Hüner bu! Hem yedirip hem de tatlı sözler ile,
Beden ve rûhu doyurmak bu, öz gerek ille!
Verip de şevk ile mahrûma ellerinde varı,
Şükür suyuyla visâl ettiler, üç iftârı.

Mübârek âile, üç gün geçirdi hiç yemeden,
Bu denli zirvede îsârı var mı şimdi gören?
Lütuf bu, aç iken onlar, doyurdu başkasını,
Gözettiler gece-gündüz rızâ-yı Rahmân’ı.

Ne mutlu; onların âlemde can hilâli gibi,
Muhammed’in güneşindendi parlayan edebi.
O muhteşem, o muallâ, o taç diğergâmlık,
O Ehl-i Beyt-i Rasûl’ün evinde oldu rızık.
Ne denli aç ise, muhtaçtan önce kendileri,
Gönül gönül dediler: Bizden öncedir diğeri.
Yetîme, yoksula iftâr, esîre ikramda,
Ali’yle Fâtıma’dan râzı oldu, övdü Hudâ.
Cömertliğin, en ağır imtihânı, onlar için,
Dönüştü bir ebedî lutfa, âyet oldu mübîn!
Açıldı onlara cennetlerin sekiz kapısı,
Meğer ne rahmet imiş zahmetin gönül yapısı.

 

Buyurdu Sûre-i İnsân’ı gönderip Mevlâ:
«Bilin ki, onlara değmez azap gününde belâ.
Eder muhâfaza Allâh, o günkü dehşetten,
Korur, himâye eder can yakan felâketten.
Amellerindeki hoş hâli tam küsûr eyler,
Gönüllerinde sürur, yüzlerinde nûr eyler…»

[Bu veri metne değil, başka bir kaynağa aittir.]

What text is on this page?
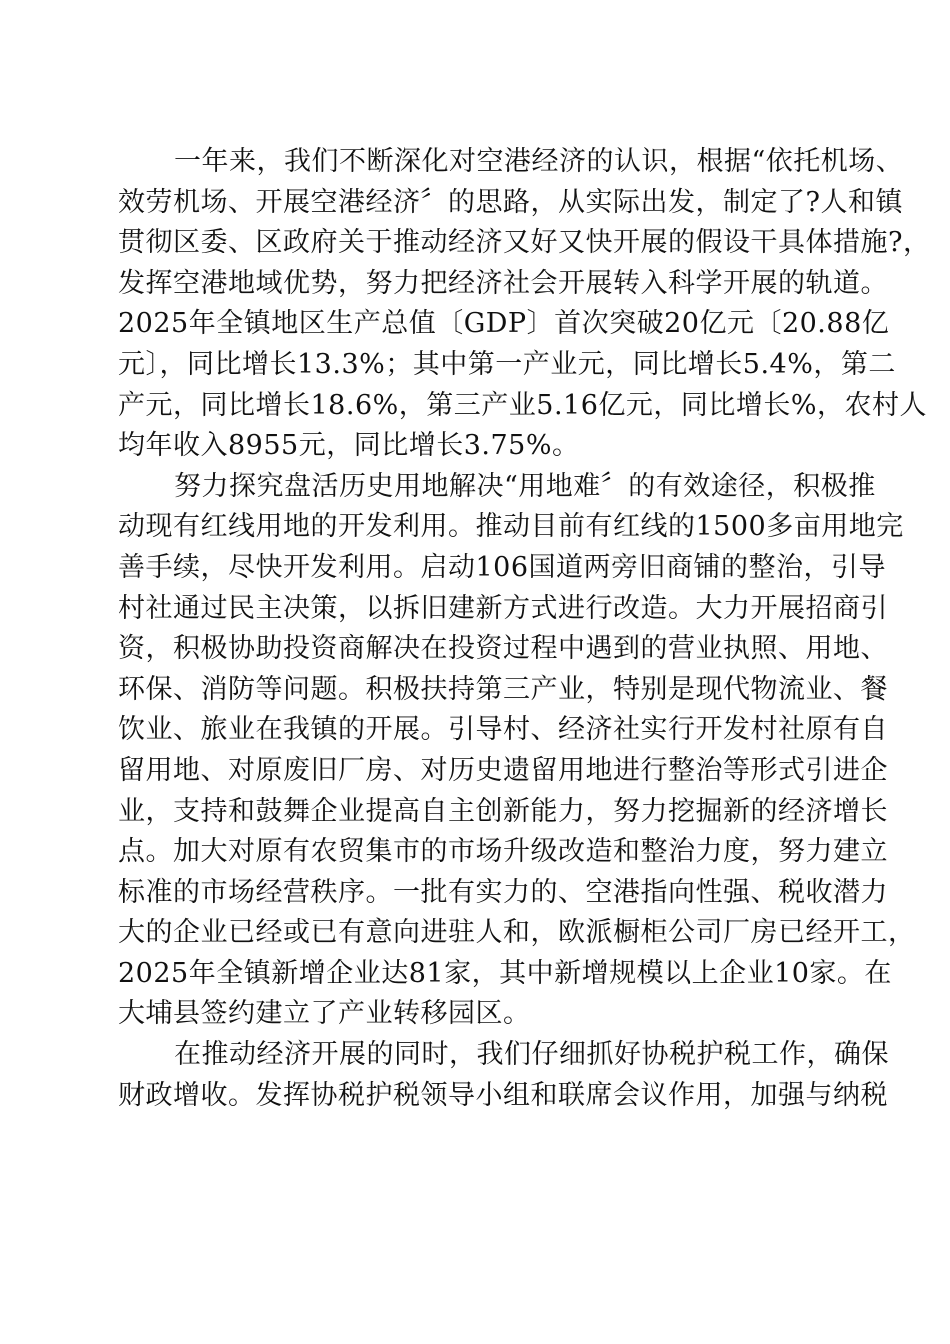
一年来，我们不断深化对空港经济的认识，根据“依托机场、
效劳机场、开展空港经济〞的思路，从实际出发，制定了?人和镇
贯彻区委、区政府关于推动经济又好又快开展的假设干具体措施?，
发挥空港地域优势，努力把经济社会开展转入科学开展的轨道。
2025年全镇地区生产总值〔GDP〕首次突破20亿元〔20.88亿
元〕，同比增长13.3%；其中第一产业元，同比增长5.4%，第二
产元，同比增长18.6%，第三产业5.16亿元，同比增长%，农村人
均年收入8955元，同比增长3.75%。
努力探究盘活历史用地解决“用地难〞的有效途径，积极推
动现有红线用地的开发利用。推动目前有红线的1500多亩用地完
善手续，尽快开发利用。启动106国道两旁旧商铺的整治，引导
村社通过民主决策，以拆旧建新方式进行改造。大力开展招商引
资，积极协助投资商解决在投资过程中遇到的营业执照、用地、
环保、消防等问题。积极扶持第三产业，特别是现代物流业、餐
饮业、旅业在我镇的开展。引导村、经济社实行开发村社原有自
留用地、对原废旧厂房、对历史遗留用地进行整治等形式引进企
业，支持和鼓舞企业提高自主创新能力，努力挖掘新的经济增长
点。加大对原有农贸集市的市场升级改造和整治力度，努力建立
标准的市场经营秩序。一批有实力的、空港指向性强、税收潜力
大的企业已经或已有意向进驻人和，欧派橱柜公司厂房已经开工，
2025年全镇新增企业达81家，其中新增规模以上企业10家。在
大埔县签约建立了产业转移园区。
在推动经济开展的同时，我们仔细抓好协税护税工作，确保
财政增收。发挥协税护税领导小组和联席会议作用，加强与纳税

Ne muhteşem ne büyük müjdedir bu hak pâye,
Uyan! Bu pâyede fark et, nedir asıl gāye?
Açık mı, gizli mi, âyetlerin murâdını, çöz,
Çözer uyandığı nisbette nûr-i hikmeti göz.
Cihanda sanma ki iftar, beş-altı lokma yemek,
Yemek değil, orucun hakkı, Hak için vermek!
Kitapta Sûre-i İnsan, bu hakkı anlatıyor,
Ali’yle Fâtıma’nın bahsi câna can katıyor.

 

Unutma, Sûre-i İnsan, zeminden arşa adım,
Gerekli hisseyi Seyrî, gömülmeden alalım.